Market Analysis

Marin Group
Market Update

July 2019

We are at the midpoint of 2019 and the major averages are in a new high territory, in line with our forecast. The trading over the past month has shown enough strength to suggest the rally could go another 5%-10%. But nothing has surfaced to change our belief that it is the last rally in this bull market and a considerable decline should begin in the traditional September-October timeframe. Meanwhile, we are happy that we are participating in this run and may make a short-term trade, if the opportunity presents itself.
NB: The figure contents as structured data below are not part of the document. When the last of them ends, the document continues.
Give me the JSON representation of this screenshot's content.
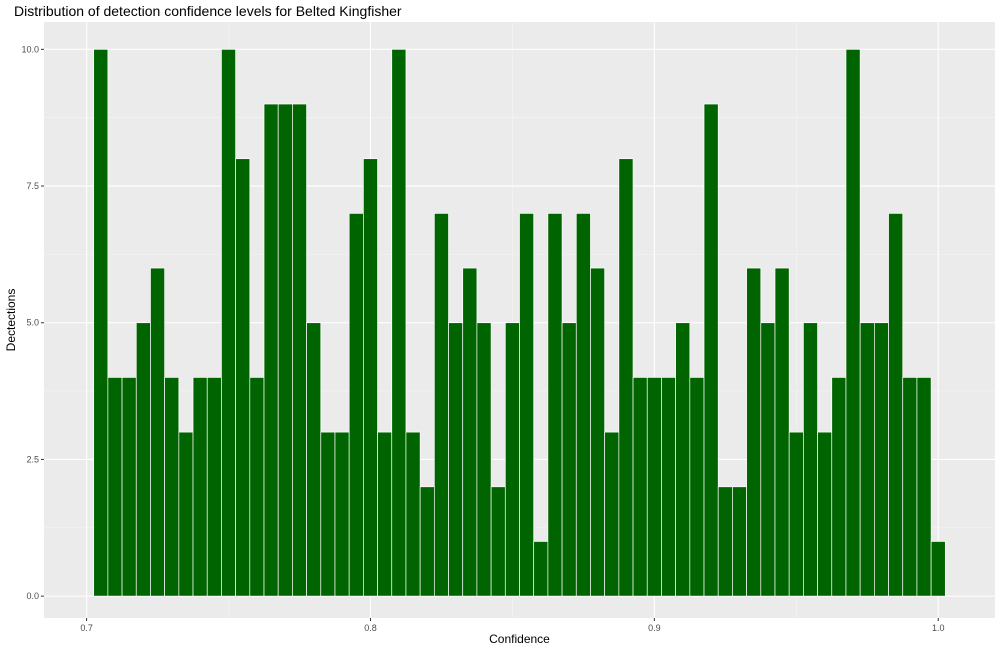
{
  "chart_data": {
    "type": "bar",
    "title": "Distribution of detection confidence levels for Belted Kingfisher",
    "xlabel": "Confidence",
    "ylabel": "Dectections",
    "xlim": [
      0.685,
      1.02
    ],
    "ylim": [
      -0.4,
      10.5
    ],
    "bin_width": 0.005,
    "x_ticks": [
      {
        "value": 0.7,
        "label": "0.7"
      },
      {
        "value": 0.8,
        "label": "0.8"
      },
      {
        "value": 0.9,
        "label": "0.9"
      },
      {
        "value": 1.0,
        "label": "1.0"
      }
    ],
    "y_ticks": [
      {
        "value": 0,
        "label": "0.0"
      },
      {
        "value": 2.5,
        "label": "2.5"
      },
      {
        "value": 5,
        "label": "5.0"
      },
      {
        "value": 7.5,
        "label": "7.5"
      },
      {
        "value": 10,
        "label": "10.0"
      }
    ],
    "x": [
      0.705,
      0.71,
      0.715,
      0.72,
      0.725,
      0.73,
      0.735,
      0.74,
      0.745,
      0.75,
      0.755,
      0.76,
      0.765,
      0.77,
      0.775,
      0.78,
      0.785,
      0.79,
      0.795,
      0.8,
      0.805,
      0.81,
      0.815,
      0.82,
      0.825,
      0.83,
      0.835,
      0.84,
      0.845,
      0.85,
      0.855,
      0.86,
      0.865,
      0.87,
      0.875,
      0.88,
      0.885,
      0.89,
      0.895,
      0.9,
      0.905,
      0.91,
      0.915,
      0.92,
      0.925,
      0.93,
      0.935,
      0.94,
      0.945,
      0.95,
      0.955,
      0.96,
      0.965,
      0.97,
      0.975,
      0.98,
      0.985,
      0.99,
      0.995,
      1.0
    ],
    "values": [
      10,
      4,
      4,
      5,
      6,
      4,
      3,
      4,
      4,
      10,
      8,
      4,
      9,
      9,
      9,
      5,
      3,
      3,
      7,
      8,
      3,
      10,
      3,
      2,
      7,
      5,
      6,
      5,
      2,
      5,
      7,
      1,
      7,
      5,
      7,
      6,
      3,
      8,
      4,
      4,
      4,
      5,
      4,
      9,
      2,
      2,
      6,
      5,
      6,
      3,
      5,
      3,
      4,
      10,
      5,
      5,
      7,
      4,
      4,
      1
    ],
    "colors": {
      "bar_fill": "#006400",
      "bar_outline": "#ffffff",
      "panel_background": "#ebebeb",
      "grid_major": "#ffffff",
      "grid_minor": "#f5f5f5"
    },
    "grid": true,
    "legend": "none"
  }
}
From a macroeconomic standpoint, we are in an unusual environment. Some of the key things we look at from this perspective are the 10-year yield on U. S. Treasury Bond, the price of gold and the long-term charts for the Dow Jones Industrials, Transportation Index and the S&P 500 Index. The Dollar index is also of interest, but currencies have so many factors influencing their price that it is very difficult to predict their future movement with any degree of certainty. We have mentioned interest rates in past commentaries and talked about the 10-year treasury breaking its 30-year downtrend in terms of yield. Since that break, the yield has since declined back below the line which is consistent with the process of changing direction for such a long trend. What makes this particularly interesting, is while this has happened, the price of gold has spiked up, usually indicating a fear of inflation. So, while the bond market is saying there could be more of a deflationary risk, the gold market is acting like inflation is a risk. It’s not possible, at this point, to predict what the outcome of this condition will be, but we believe it is a warning sign of the beginning of instability in the system which may be the cause of the decline we think is coming later in the year.
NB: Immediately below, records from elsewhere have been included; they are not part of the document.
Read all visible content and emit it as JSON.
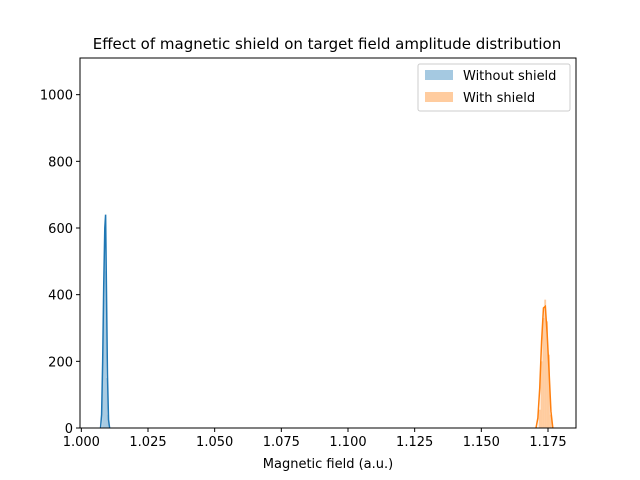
{
  "chart_data": {
    "type": "histogram",
    "title": "Effect of magnetic shield on target field amplitude distribution",
    "xlabel": "Magnetic field (a.u.)",
    "ylabel": "",
    "xlim": [
      0.9995,
      1.1855
    ],
    "ylim": [
      0,
      1110
    ],
    "xticks": [
      1.0,
      1.025,
      1.05,
      1.075,
      1.1,
      1.125,
      1.15,
      1.175
    ],
    "xtick_labels": [
      "1.000",
      "1.025",
      "1.050",
      "1.075",
      "1.100",
      "1.125",
      "1.150",
      "1.175"
    ],
    "yticks": [
      0,
      200,
      400,
      600,
      800,
      1000
    ],
    "ytick_labels": [
      "0",
      "200",
      "400",
      "600",
      "800",
      "1000"
    ],
    "grid": false,
    "legend_position": "top-right",
    "series": [
      {
        "name": "Without shield",
        "color": "#1f77b4",
        "hist_bins": [
          {
            "x0": 1.0078,
            "x1": 1.0082,
            "value": 200
          },
          {
            "x0": 1.0082,
            "x1": 1.0086,
            "value": 385
          },
          {
            "x0": 1.0086,
            "x1": 1.009,
            "value": 555
          },
          {
            "x0": 1.009,
            "x1": 1.0094,
            "value": 470
          },
          {
            "x0": 1.0094,
            "x1": 1.0098,
            "value": 150
          },
          {
            "x0": 1.0098,
            "x1": 1.0102,
            "value": 40
          }
        ],
        "kde": {
          "x": [
            1.0072,
            1.0076,
            1.008,
            1.0084,
            1.0088,
            1.0091,
            1.0094,
            1.0098,
            1.0102,
            1.0106
          ],
          "y": [
            0,
            40,
            200,
            430,
            600,
            640,
            430,
            160,
            25,
            0
          ]
        }
      },
      {
        "name": "With shield",
        "color": "#ff7f0e",
        "hist_bins": [
          {
            "x0": 1.1715,
            "x1": 1.1722,
            "value": 55
          },
          {
            "x0": 1.1722,
            "x1": 1.1729,
            "value": 200
          },
          {
            "x0": 1.1729,
            "x1": 1.1736,
            "value": 330
          },
          {
            "x0": 1.1736,
            "x1": 1.1743,
            "value": 385
          },
          {
            "x0": 1.1743,
            "x1": 1.175,
            "value": 320
          },
          {
            "x0": 1.175,
            "x1": 1.1757,
            "value": 220
          },
          {
            "x0": 1.1757,
            "x1": 1.1764,
            "value": 40
          }
        ],
        "kde": {
          "x": [
            1.1705,
            1.1712,
            1.1719,
            1.1726,
            1.1733,
            1.174,
            1.1747,
            1.1754,
            1.1761,
            1.1768
          ],
          "y": [
            0,
            30,
            120,
            260,
            360,
            365,
            280,
            170,
            50,
            0
          ]
        }
      }
    ]
  }
}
We are proud to be an independent provider of financial services and a fiduciary to you. This means we must always act in your best interest along with staying apprised of the changing regulatory environment governing our industry. Some of you have been with Marin since the beginning (1997) along with our ever-growing client base. Because the regulatory environment has changed in the last couple of years, our legal counsel suggests we update some of our forms. Please keep an eye out for correspondence from us as we may be sending you forms to comply with these new regulations. As always, we appreciate your trust in us and value the relationship we have developed in the time we have worked together.

Gary and Dianne

 

This report is provided as a general market overview and should not be considered investment or tax advice or predictive of any future market performance.

Any security mentioned in this report may not be suitable for all investors. No investment mentioned in this newsletter constitutes a recommendation to buy, sell or hold a particular investment. Such recommendations can only be made on an individual basis after an assessment of an individual investor’s risk tolerance and personal circumstances. Past performance of any investment mentioned is not a guarantee of future performance. Statements regarding the investment concerns and merits of any company and fair market value computations are strictly the opinion of Marin Group. Employees of Marin Group and Marin Group clients may have positions and effect transactions in the securities of the issuers mentioned herein.